В ответ Лайлин только улыбнулся. Глядя на него, снова размывшегося до смутного образа, Ати пытался вспомнить, как же он выглядел раньше. Раз увиденное узнается всегда, но новый облик заменяет в сознании старый. Время — та же тень и скрывает слишком многое.
— Я так хочу дождаться Болуса, но знаю, могу не успеть. Если же не успею… — Дядя шевельнулся, скользнул пальцами в складки одежды. — На случай, если не успею, я должен буду просить не его, а тебя.
В руке его был запечатанный квадрат бумаги. В отличие от прочих вещей неожиданно белый.
— Я приехал сюда неслучайно. Мне осталось немного. Совсем немного уже, в этом никакого сомнения. Там, где я жил в последнее время, нет никого из варази… Но Силац — большой город. Я узнал, что один из их швецов поселился здесь. Он послушает тебя, должен будет послушать. Просто отдай ему письмо и деньги. Они в сундуке.
Ати обернулся — сундук и правда уже стоял у двери. Маленький, вытертый, он едва ли вмещал многое. Но совсем не хотелось, чтобы пришлось из него что-то достать.
— Не говори так. Отец вернется через неделю. Ты непременно увидишь его.
Дядя снова издал странный хрустящий смешок.
— Швец варази — едва ли простой человек. Но он не откажет мертвецу в последней церемонии. Обещай, что найдешь его. Обещай. Обещаешь?
Завороженный повелительной силой его голоса, Ати кивнул. Тяжесть согласия тут же легла ему на плечи, но вернуть данное он не мог.
— Тогда… Десять лет назад… Болус возвел большую гробницу. Думаю, в ней найдется место и для меня. Если же нет — похороните меня рядом. Это важно мне.

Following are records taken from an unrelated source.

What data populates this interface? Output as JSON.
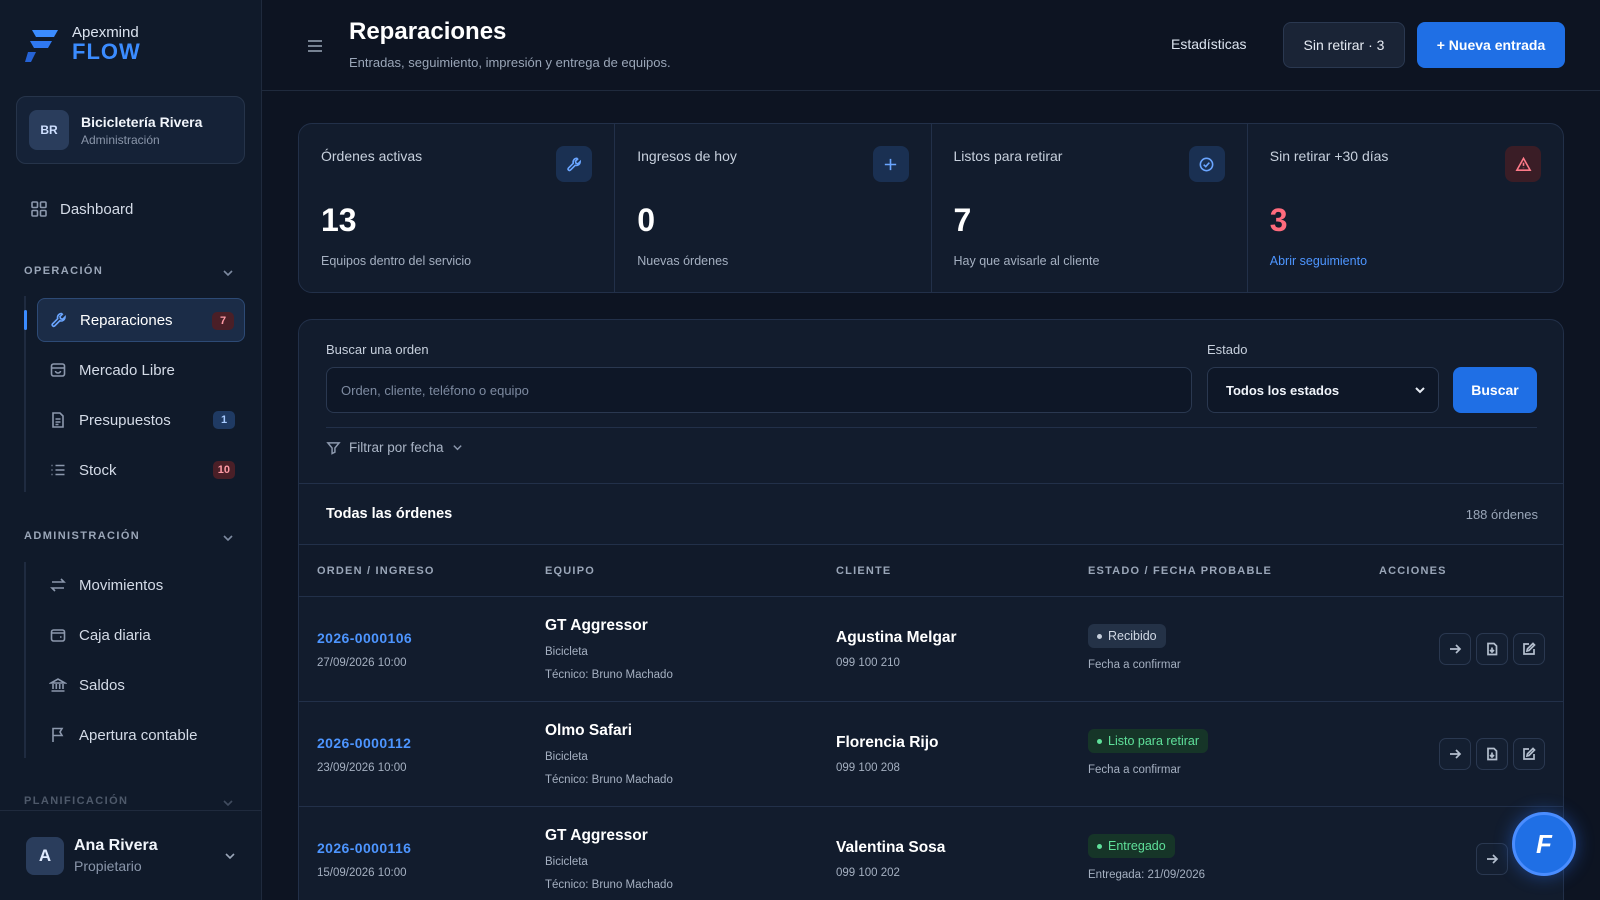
{
  "brand": {
    "line1": "Apexmind",
    "line2": "FLOW"
  },
  "org": {
    "initials": "BR",
    "name": "Bicicletería Rivera",
    "role": "Administración"
  },
  "nav": {
    "dashboard": "Dashboard",
    "operacion": {
      "title": "OPERACIÓN",
      "items": [
        {
          "label": "Reparaciones",
          "badge": "7",
          "icon": "wrench-icon"
        },
        {
          "label": "Mercado Libre",
          "badge": "",
          "icon": "shop-icon"
        },
        {
          "label": "Presupuestos",
          "badge": "1",
          "icon": "document-icon"
        },
        {
          "label": "Stock",
          "badge": "10",
          "icon": "list-icon"
        }
      ]
    },
    "administracion": {
      "title": "ADMINISTRACIÓN",
      "items": [
        {
          "label": "Movimientos",
          "icon": "arrows-icon"
        },
        {
          "label": "Caja diaria",
          "icon": "wallet-icon"
        },
        {
          "label": "Saldos",
          "icon": "bank-icon"
        },
        {
          "label": "Apertura contable",
          "icon": "flag-icon"
        }
      ]
    },
    "planificacion": {
      "title": "PLANIFICACIÓN"
    }
  },
  "user": {
    "initial": "A",
    "name": "Ana Rivera",
    "role": "Propietario"
  },
  "header": {
    "title": "Reparaciones",
    "subtitle": "Entradas, seguimiento, impresión y entrega de equipos.",
    "stats_link": "Estadísticas",
    "pending_button": "Sin retirar · 3",
    "new_button": "+ Nueva entrada"
  },
  "stats": [
    {
      "label": "Órdenes activas",
      "value": "13",
      "note": "Equipos dentro del servicio",
      "icon": "wrench-icon"
    },
    {
      "label": "Ingresos de hoy",
      "value": "0",
      "note": "Nuevas órdenes",
      "icon": "plus-icon"
    },
    {
      "label": "Listos para retirar",
      "value": "7",
      "note": "Hay que avisarle al cliente",
      "icon": "check-circle-icon"
    },
    {
      "label": "Sin retirar +30 días",
      "value": "3",
      "note": "Abrir seguimiento",
      "icon": "warning-icon"
    }
  ],
  "colors": {
    "accent": "#1f6fe5",
    "danger": "#ff6b7d",
    "success": "#5fe09a"
  },
  "search": {
    "label": "Buscar una orden",
    "placeholder": "Orden, cliente, teléfono o equipo",
    "value": "",
    "estado_label": "Estado",
    "estado_value": "Todos los estados",
    "button": "Buscar",
    "filter": "Filtrar por fecha"
  },
  "list": {
    "title": "Todas las órdenes",
    "count": "188 órdenes"
  },
  "table": {
    "headers": [
      "ORDEN / INGRESO",
      "EQUIPO",
      "CLIENTE",
      "ESTADO / FECHA PROBABLE",
      "ACCIONES"
    ],
    "rows": [
      {
        "order": "2026-0000106",
        "date": "27/09/2026 10:00",
        "equipo": "GT Aggressor",
        "tipo": "Bicicleta",
        "tecnico": "Técnico: Bruno Machado",
        "cliente": "Agustina Melgar",
        "telefono": "099 100 210",
        "estado": "Recibido",
        "estado_color": "gray",
        "fecha": "Fecha a confirmar"
      },
      {
        "order": "2026-0000112",
        "date": "23/09/2026 10:00",
        "equipo": "Olmo Safari",
        "tipo": "Bicicleta",
        "tecnico": "Técnico: Bruno Machado",
        "cliente": "Florencia Rijo",
        "telefono": "099 100 208",
        "estado": "Listo para retirar",
        "estado_color": "green",
        "fecha": "Fecha a confirmar"
      },
      {
        "order": "2026-0000116",
        "date": "15/09/2026 10:00",
        "equipo": "GT Aggressor",
        "tipo": "Bicicleta",
        "tecnico": "Técnico: Bruno Machado",
        "cliente": "Valentina Sosa",
        "telefono": "099 100 202",
        "estado": "Entregado",
        "estado_color": "green",
        "fecha": "Entregada: 21/09/2026"
      }
    ]
  },
  "fab": {
    "label": "F"
  }
}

Ати кивнул снова — и гнетущая тяжесть как будто удвоилась. Совсем не такого разговора он ждал и оказался к нему неготов. Но тогда, когда, казалось, мрак должен был сгуститься только больше, дядя внезапно повеселел.
Хотел ли и он быстрее оставить позади эти черные земли или взятое обещание взбодрило его, Ати не понял.
— А Ашта? Здесь ли еще старая Ашта?
— Конечно, — с облегчением отозвался он. — Как всегда, командует кухней.
— Скажи ей, что я дома и хочу съесть свое любимое блюдо. Может, оно придаст мне сил.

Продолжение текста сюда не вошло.